God bless qual América?
Quando um símbolo como “America” é reconfigurado em rede global, o que está em jogo não é apenas linguagem, é poder narrativo
O mainstream sempre gostou de se apresentar como universal. Como um ponto de convergência no qual diferenças são refletidas, traduzidas e reorganizadas sob uma mesma linguagem dominante. Mas toda centralização cultural carrega idioma, ritmo, estética e hierarquias, ainda que se diga partir de um espaço comum.
O Super Bowl é um desses momentos simbólicos do mainstream. Não apenas pela audiência, mas pelo que representa. O show do intervalo não é somente entretenimento, é um ritual televisionado que projeta para o mundo aquilo que ocupa o coração da cultura pop estadunidense, apresentado como global. Quem sobe naquele palco não está ali apenas para performar, mas também ajuda a construir a narrativa cultural do momento. Por isso, o que aconteceu ali foi maior do que o show de um artista em um evento esportivo.
Quando Bad Bunny encerrou sua apresentação dizendo “God bless America” e, em seguida, começou a nomear países do continente, Chile, Argentina, Brasil, México, Canadá e tantos outros, ele não estava fazendo um gesto de inclusão. Estava redefinindo o significado de uma palavra, de um conceito.
Nos Estados Unidos, “America” costuma ser usado para se referir apenas àquele país. Na tradição e compreensão latino-americana, e geograficamente correta, América é o continente. Ou “as Américas”, se preferir. Ao reivindicar essa abrangência no palco mais simbólico da cultura pop dos Estados Unidos, em um momento político marcado por discursos e políticas extremas contra imigrantes, o gesto ganhou uma camada ainda mais potente. Não foi tradução. Foi reinterpretação pública de um símbolo histórico.

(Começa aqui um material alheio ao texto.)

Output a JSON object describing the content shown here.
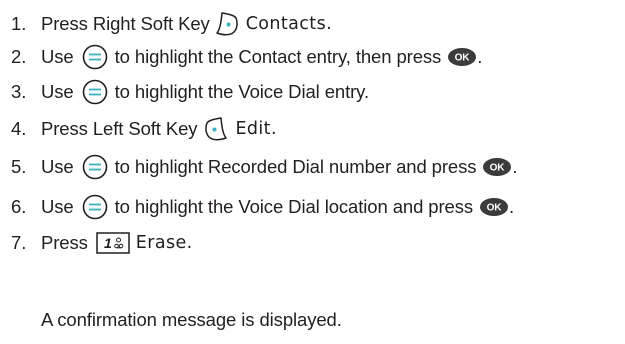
{
  "steps": [
    {
      "number": "1.",
      "before": "Press Right Soft Key",
      "key_label": "Contacts.",
      "icon": "right-soft-key-icon"
    },
    {
      "number": "2.",
      "before": "Use",
      "middle": "to highlight the Contact entry, then press",
      "after": ".",
      "icon": "nav-key-icon",
      "end_icon": "ok-key-icon",
      "ok_label": "OK"
    },
    {
      "number": "3.",
      "before": "Use",
      "middle": "to highlight the Voice Dial entry.",
      "icon": "nav-key-icon"
    },
    {
      "number": "4.",
      "before": "Press Left Soft Key",
      "key_label": "Edit.",
      "icon": "left-soft-key-icon"
    },
    {
      "number": "5.",
      "before": "Use",
      "middle": "to highlight Recorded Dial number and press",
      "after": ".",
      "icon": "nav-key-icon",
      "end_icon": "ok-key-icon",
      "ok_label": "OK"
    },
    {
      "number": "6.",
      "before": "Use",
      "middle": "to highlight the Voice Dial location and press",
      "after": ".",
      "icon": "nav-key-icon",
      "end_icon": "ok-key-icon",
      "ok_label": "OK"
    },
    {
      "number": "7.",
      "before": "Press",
      "key_label": "Erase.",
      "icon": "key-1-voicemail-icon",
      "key_digit": "1"
    }
  ],
  "note": "A confirmation message is displayed.",
  "colors": {
    "text": "#231f20",
    "ok_fill": "#3b3b3b"
  }
}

Diversidade é estar presente. Centralidade é definir o enquadramento.
Durante anos, diversidade operou como ampliação de elenco: mais vozes, mais rostos, mais sotaques, mais referências culturais refletidas. Um avanço necessário, sobretudo porque ainda existem espaços que sequer fazem o mínimo. Mas ampliar o elenco nem sempre é o mesmo que alterar o roteiro.
O que vimos foi outra coisa. Não houve suavização de idioma, não houve explicação didática de códigos e símbolos, não houve adaptação para facilitar a compreensão. Houve contexto inteiro, sustentado sem mediação para a audiência. E isso é possível porque algo já havia começado a mudar antes.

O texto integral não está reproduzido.